Während sich der Rückweg dann erstaunlich lang zog bis zum Hotel wurde die Gruppe doch ruhiger und der Gedanke dass man hiermit bereits die anstrengendste Wanderung der Woche hinter sich haben sollte war irgendwie beruhigend.
Die weiteren Wanderungen der Wanderwoche hab ich nicht mehr mit gemacht da es so viel anderes zu entdecken gab, sie waren aber durchweg interessant wie erzählt wurde. Vor allem auch dadurch dass man nicht nur am Haus gestartet ist sondern auch in Fahrgemeinsdchaften andere Täler und Berge erkunde hat und damit viel Verschiedenes sehen konnte.

Da die Kletterwand in Hotelnähe grade restauriert wurde ging es zum Schnupperklettern gleich an einen echten Felsen im Wald. Auch hier sind wir wieder mit Fahrgemeinschaften hingefahren (grundsätzlich muss man sagen dass die Ausflüge mit Fahrgemeinschaften für einige nur deshalb eine echte Herausforderung waren da die Strassen allesamt kurvig sind (Hotel liegt auf 1500 Metern Höhe) und dies für Beifahrer nicht immer angenehm ist).
Heike und Anne haben dann ein Seil oben am Fels gesichert so dass man ohne Probleme probieren konnte wie weit man es schafft. Hier war sehr unterschiedlich wie viel man sich zugetraut hat. Die Einweisung war aber sehr gründlich (Knoten, Sichern) und Heike und Anne sind die ganze Zeit dabei geblieben und haben darauf geachtet dass richtig gesichert wird und Tipps gegeben. War ein tolles Erlebnis!

Eine weitere Wanderung war sportlich nicht so anstrengend, aber ein visuelles Erlebnis. Mit der Bahn direkt am Haus ging es hoch auf den ersten kleinen Berg Cry d’Er, von dort auf den ersten Gipfel 300 Meter höher, dann abwärts durch Wiesen wo wir erste Murmeltiere sahen. Dann über den Murmaltierpfad weiter zur Violett von woaus es dann mit der Gondel auf den nächsten Gipfel ging in fast 3000 Metern Höhe.
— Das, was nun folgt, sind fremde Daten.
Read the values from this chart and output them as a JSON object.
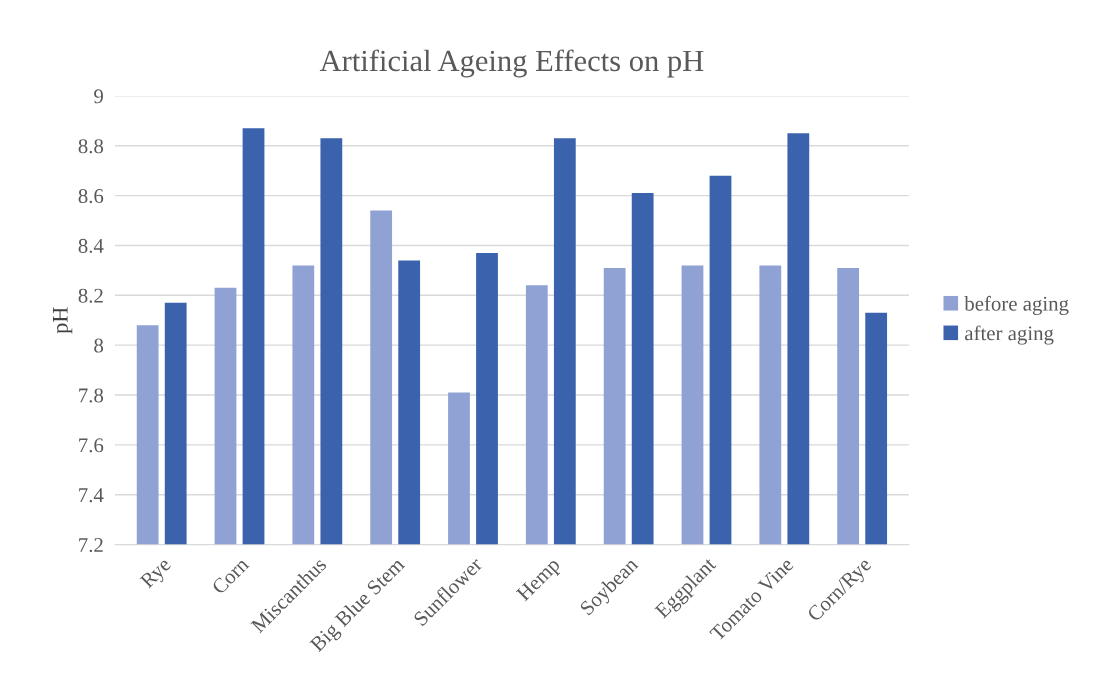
{
  "chart_data": {
    "type": "bar",
    "title": "Artificial Ageing Effects on pH",
    "ylabel": "pH",
    "categories": [
      "Rye",
      "Corn",
      "Miscanthus",
      "Big Blue Stem",
      "Sunflower",
      "Hemp",
      "Soybean",
      "Eggplant",
      "Tomato Vine",
      "Corn/Rye"
    ],
    "series": [
      {
        "name": "before aging",
        "color": "#8fa2d3",
        "values": [
          8.08,
          8.23,
          8.32,
          8.54,
          7.81,
          8.24,
          8.31,
          8.32,
          8.32,
          8.31
        ]
      },
      {
        "name": "after aging",
        "color": "#3a62ad",
        "values": [
          8.17,
          8.87,
          8.83,
          8.34,
          8.37,
          8.83,
          8.61,
          8.68,
          8.85,
          8.13
        ]
      }
    ],
    "ylim": [
      7.2,
      9
    ],
    "yticks": [
      7.2,
      7.4,
      7.6,
      7.8,
      8,
      8.2,
      8.4,
      8.6,
      8.8,
      9
    ],
    "grid": "y",
    "legend": "right"
  }
}
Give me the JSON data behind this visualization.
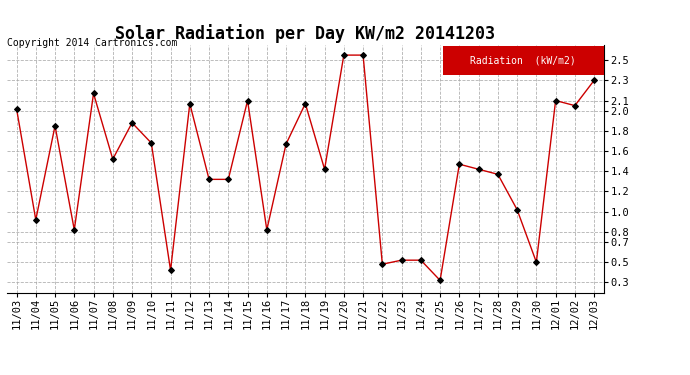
{
  "title": "Solar Radiation per Day KW/m2 20141203",
  "copyright": "Copyright 2014 Cartronics.com",
  "legend_label": "Radiation  (kW/m2)",
  "dates": [
    "11/03",
    "11/04",
    "11/05",
    "11/06",
    "11/07",
    "11/08",
    "11/09",
    "11/10",
    "11/11",
    "11/12",
    "11/13",
    "11/14",
    "11/15",
    "11/16",
    "11/17",
    "11/18",
    "11/19",
    "11/20",
    "11/21",
    "11/22",
    "11/23",
    "11/24",
    "11/25",
    "11/26",
    "11/27",
    "11/28",
    "11/29",
    "11/30",
    "12/01",
    "12/02",
    "12/03"
  ],
  "values": [
    2.02,
    0.92,
    1.85,
    0.82,
    2.17,
    1.52,
    1.88,
    1.68,
    0.42,
    2.07,
    1.32,
    1.32,
    2.1,
    0.82,
    1.67,
    2.07,
    1.42,
    2.55,
    2.55,
    0.48,
    0.52,
    0.52,
    0.32,
    1.47,
    1.42,
    1.37,
    1.02,
    0.5,
    2.1,
    2.05,
    2.3
  ],
  "line_color": "#cc0000",
  "marker_color": "#000000",
  "bg_color": "#ffffff",
  "grid_color": "#aaaaaa",
  "ylim": [
    0.2,
    2.65
  ],
  "yticks": [
    0.3,
    0.5,
    0.7,
    0.8,
    1.0,
    1.2,
    1.4,
    1.6,
    1.8,
    2.0,
    2.1,
    2.3,
    2.5
  ],
  "ytick_labels": [
    "0.3",
    "0.5",
    "0.7",
    "0.8",
    "1.0",
    "1.2",
    "1.4",
    "1.6",
    "1.8",
    "2.0",
    "2.1",
    "2.3",
    "2.5"
  ],
  "legend_bg": "#cc0000",
  "legend_text_color": "#ffffff",
  "title_fontsize": 12,
  "tick_fontsize": 7.5,
  "copyright_fontsize": 7
}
Oben lag noch Schnee, es war sehr windig und gab ein richtiges Expeditionsgefühl. Durch die vielen Gondelfahrten war es nicht anstrengend aber beeindruckend.

Weitere Aktivitäten wie Hochseilgarten, Nachtwanderung, Jogging in der Früh… waren angeboten, aber zu viel für eine Person in einer Woche.
Es gab auch immer ein Abendprogramm (Quiz Nacht, Kicker Turnier, Nachtwanderung, Lagerfeuer) das man dann beliebig lang an der Bar ausdehnen konnte

Ich denke grundsätzlich dass die Wanderungen anspruchsvoller sein könnten für einen Sportreiseveranstalter, da sie normal zwsichen 200 und 450 Höhenmeter betragen und nicht so lang gehen. Damit fühlten sich doch viele unterfordert, teilweise nur Spaziergänge. Es ist eine gute Idee die Wanderwoche dazu zu buchen da man dort wirklich etwas sieht und erlebt und auch etwas gefortert ist sportlich. Da die Plätze für die Wanderwoche aber begrenzt sind kann ich mir vorstellen dass bei vollem Haus einige Wanderer eher etwas in eigener Regie unternehmen werden.
Hier gibt es zB in einem Nebental tolle Felsen (leider nur zu besichtigen, nicht zu besteigen)

Ansonsten hat es mir sehr gut gefallen, das Team war sehr engagiert, immer ansprechbar und freundlich, fröhlich. Werde in jedem Fall noch mal hinfahren um auch die Aktivitäten auszuprobieren die ich nicht mehr geschafft habe in der einen Woche.

Ein Gedanke zu „Reisebericht Crans Montana 13. Juni 2009

  1. Reiko

    Ich habe auch eine Woche (vom 12.09.-19.09.08) in Crans Montana verbracht. Mir hat es dort ebenfalls gut gefallen. Besonders schön fand ich die täglichen Angebote. Für mich waren die Wanderungen interessant, die mitunter entlang an Felsen, vorbei an Weinbergen ging. Die für mich anspruchvollste Wanderung ging zum Bella Lui. Dazu mussten wir 1000 Höhenmeter überwinden. Es hat sich aber gelohnt. Man hatte eine tolle Aussicht auf die 4000er u. a. dem Matterhorn und dem Mont Blanc. Eine Wanderung an der ich teilnahm, ging zur Amadeusbar (550 Höhenmeter). Es ging schon früh 5:00 Uhr los. Dort konnten wir mit Blick auf die 4000er Berge den Sonnenaufgang genießen. Also Crans Montana kann ich auch empfehlen.